Studies have been done regarding image degradation through the atmosphere transmission. However, unlike the underwater environments, degradations of the image quality by the atmosphere are most dominantly caused by turbulence under optimal conditions, although scattering by particles and aerosols also play a minor role. Better restoration in astronomy or reconnaissance applications can be obtained with knowledge of the modulation transfer functions. See D. Sadot et al., “Restoration of thermal images distorted by the atmosphere, based on measured and theoretical atmospheric modulation transfer function,” Opt. Eng. 33, 44-53 (1994); and Y. Yitzhaky et al., “Restoration of atmospherically blurred images according to weather-predicted atmospheric modulation transfer functions,” Opt. Eng. 36, 3062-3072 (1997).

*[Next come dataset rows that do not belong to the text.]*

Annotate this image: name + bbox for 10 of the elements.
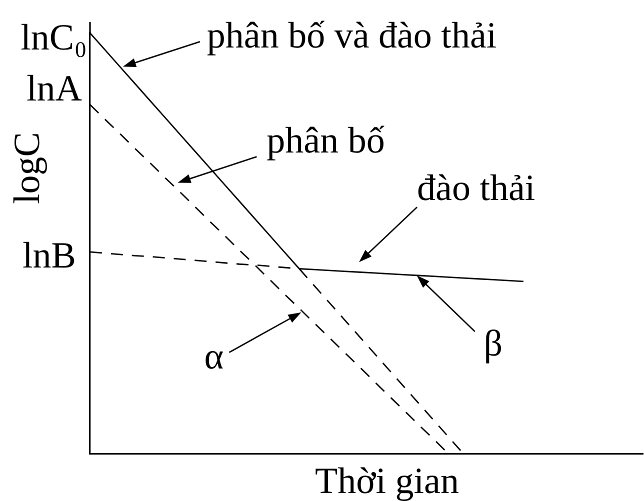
text: lnB	[22, 236, 76, 277]
series-label: đào thải	[417, 168, 536, 210]
annotation: α	[204, 336, 224, 378]
text: lnA	[26, 68, 82, 110]
annotation: phân bố	[266, 120, 385, 162]
legend-label: phân bố và đào thải	[206, 16, 497, 57]
text: lnC₀	[20, 18, 87, 59]
x-axis-title: Thời gian	[315, 461, 459, 501]
y-axis-title: logC	[7, 132, 48, 204]
annotation: β	[484, 323, 503, 364]
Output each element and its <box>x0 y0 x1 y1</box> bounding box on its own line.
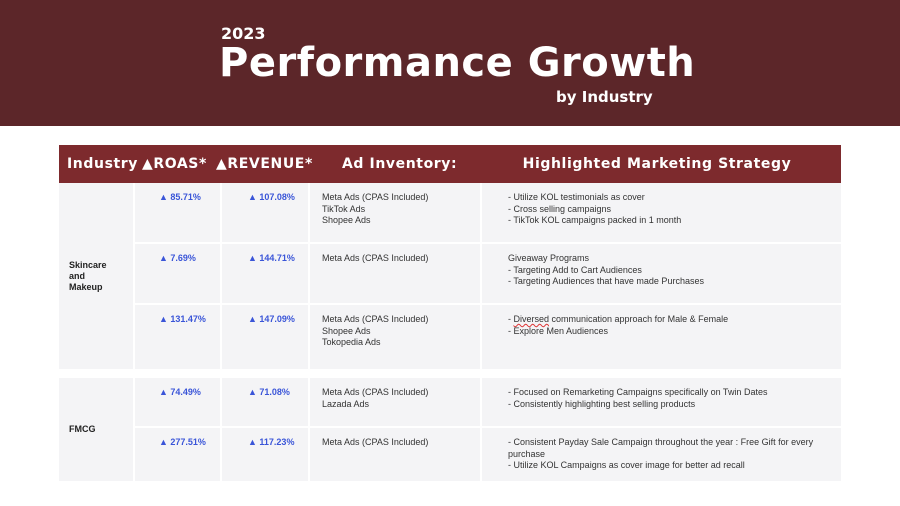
strategy-item: Giveaway Programs <box>508 253 590 263</box>
industry-label-line: Skincare <box>69 259 107 270</box>
industry-label-line: FMCG <box>69 424 96 434</box>
column-header-industry: Industry <box>67 156 139 172</box>
column-header-ad-inventory: Ad Inventory: <box>342 156 458 172</box>
industry-label-line: and <box>69 270 86 281</box>
inventory-item: Shopee Ads <box>322 215 371 225</box>
inventory-item: Meta Ads (CPAS Included) <box>322 437 429 447</box>
ad-inventory-cell: Meta Ads (CPAS Included) <box>310 428 482 481</box>
ad-inventory-cell: Meta Ads (CPAS Included) Shopee Ads Toko… <box>310 305 482 369</box>
industry-group-skincare: Skincare and Makeup ▲ 85.71% ▲ 107.08% M… <box>59 183 841 369</box>
roas-value: ▲ 74.49% <box>135 378 222 426</box>
strategy-item: - Focused on Remarketing Campaigns speci… <box>508 387 768 397</box>
ad-inventory-cell: Meta Ads (CPAS Included) <box>310 244 482 303</box>
strategy-cell: - Diversed communication approach for Ma… <box>482 305 841 369</box>
table-row: ▲ 85.71% ▲ 107.08% Meta Ads (CPAS Includ… <box>135 183 841 244</box>
column-header-roas: ▲ROAS* <box>142 156 207 172</box>
column-header-strategy: Highlighted Marketing Strategy <box>522 156 792 172</box>
strategy-item: - Consistent Payday Sale Campaign throug… <box>508 437 814 459</box>
revenue-value: ▲ 117.23% <box>222 428 310 481</box>
inventory-item: TikTok Ads <box>322 203 366 214</box>
strategy-text: communication approach for Male & Female <box>549 314 729 324</box>
column-header-revenue: ▲REVENUE* <box>216 156 313 172</box>
strategy-item: - Explore Men Audiences <box>508 325 609 336</box>
industry-cell: Skincare and Makeup <box>59 183 135 369</box>
inventory-item: Meta Ads (CPAS Included) <box>322 192 429 202</box>
industry-group-fmcg: FMCG ▲ 74.49% ▲ 71.08% Meta Ads (CPAS In… <box>59 378 841 481</box>
strategy-item: - Targeting Audiences that have made Pur… <box>508 276 704 286</box>
spellcheck-word: Diversed <box>513 314 550 324</box>
header-banner: 2023 Performance Growth by Industry <box>0 0 900 126</box>
table-row: ▲ 7.69% ▲ 144.71% Meta Ads (CPAS Include… <box>135 244 841 305</box>
inventory-item: Meta Ads (CPAS Included) <box>322 314 429 324</box>
industry-cell: FMCG <box>59 378 135 481</box>
revenue-value: ▲ 107.08% <box>222 183 310 242</box>
revenue-value: ▲ 71.08% <box>222 378 310 426</box>
roas-value: ▲ 85.71% <box>135 183 222 242</box>
table-row: ▲ 277.51% ▲ 117.23% Meta Ads (CPAS Inclu… <box>135 428 841 481</box>
performance-table: Industry ▲ROAS* ▲REVENUE* Ad Inventory: … <box>59 145 841 481</box>
strategy-prefix: - <box>508 314 514 324</box>
header-subtitle: by Industry <box>556 88 653 106</box>
roas-value: ▲ 7.69% <box>135 244 222 303</box>
roas-value: ▲ 277.51% <box>135 428 222 481</box>
table-row: ▲ 74.49% ▲ 71.08% Meta Ads (CPAS Include… <box>135 378 841 428</box>
strategy-cell: - Consistent Payday Sale Campaign throug… <box>482 428 841 481</box>
inventory-item: Tokopedia Ads <box>322 337 381 347</box>
industry-label-line: Makeup <box>69 281 103 292</box>
roas-value: ▲ 131.47% <box>135 305 222 369</box>
inventory-item: Shopee Ads <box>322 325 371 336</box>
strategy-item: - Consistently highlighting best selling… <box>508 398 696 409</box>
strategy-cell: Giveaway Programs - Targeting Add to Car… <box>482 244 841 303</box>
revenue-value: ▲ 147.09% <box>222 305 310 369</box>
page-title: Performance Growth <box>219 40 696 86</box>
strategy-item: - TikTok KOL campaigns packed in 1 month <box>508 215 682 225</box>
ad-inventory-cell: Meta Ads (CPAS Included) Lazada Ads <box>310 378 482 426</box>
inventory-item: Meta Ads (CPAS Included) <box>322 387 429 397</box>
ad-inventory-cell: Meta Ads (CPAS Included) TikTok Ads Shop… <box>310 183 482 242</box>
table-row: ▲ 131.47% ▲ 147.09% Meta Ads (CPAS Inclu… <box>135 305 841 369</box>
inventory-item: Meta Ads (CPAS Included) <box>322 253 429 263</box>
strategy-item: - Utilize KOL testimonials as cover <box>508 192 645 202</box>
inventory-item: Lazada Ads <box>322 398 370 409</box>
strategy-item: - Cross selling campaigns <box>508 203 612 214</box>
strategy-item: - Targeting Add to Cart Audiences <box>508 264 642 275</box>
strategy-cell: - Focused on Remarketing Campaigns speci… <box>482 378 841 426</box>
revenue-value: ▲ 144.71% <box>222 244 310 303</box>
strategy-cell: - Utilize KOL testimonials as cover - Cr… <box>482 183 841 242</box>
header-year: 2023 <box>221 24 266 43</box>
strategy-item: - Diversed communication approach for Ma… <box>508 314 837 326</box>
strategy-item: - Utilize KOL Campaigns as cover image f… <box>508 460 745 470</box>
table-header-row: Industry ▲ROAS* ▲REVENUE* Ad Inventory: … <box>59 145 841 183</box>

The scattering behavior is different in the situation of natural waters, where strong forward scattering dominates. For example, in coastal waters, especially those inside a harbor, or in estuary areas such as Mississippi, visibility can quickly reduce to zero in a matter of a few feet. The same applies to regions of strong re-suspensions from the bottom, both in coastal regions as well as in the deep ocean. The images obtained under such conditions are often severely degraded or blurred. The extent of such blurring can be described by the PSF (MTF in frequency domain) of the medium which includes water itself, constituents within such as particulates (both organic and inorganic). See W. Hou et al, Opt. Exp. 15, supra. Theoretically, such effects can be compensated by deconvolving the PSF of the medium from the resulting images. See H. H. Barrett et al., supra.
Although traditional image enhancement techniques can be applied to imagery obtained from underwater environments, their effectiveness is considerably limited because they do not take into account the processes that lead to the degraded images, which involve in-depth understanding of the optical properties of the medium.
In theory, complete and accurate restoration can be achieved to high fidelity with known system functions and noise characteristics. In reality, the effectiveness is often hindered by errors associated with the modeling efforts deriving the MTF and the approximations applied. The noises from measurement results are also part of the mix. Additionally, due to the small incremental quality improvements in restoring degraded images, it is hard to judge if one restored result is better than the other, which is critical in an automated process. For these reasons, it is necessary to develop a method to determine objectively the quality of resulting image that associates correctly with the environmental properties. This, in turn, can be used to better determine the more specific issues affecting imaging in underwater environment, namely, low lighting thus low signal to noise levels, fluctuations caused by the medium, and multiple scattering contributions.
Recent advance of wavelet research provides an excellent tool for this purpose, as wavelets are multi-resolution in nature. See G. Kaiser, A Friendly Guide to Wavelets, (Birkhauser, 1994).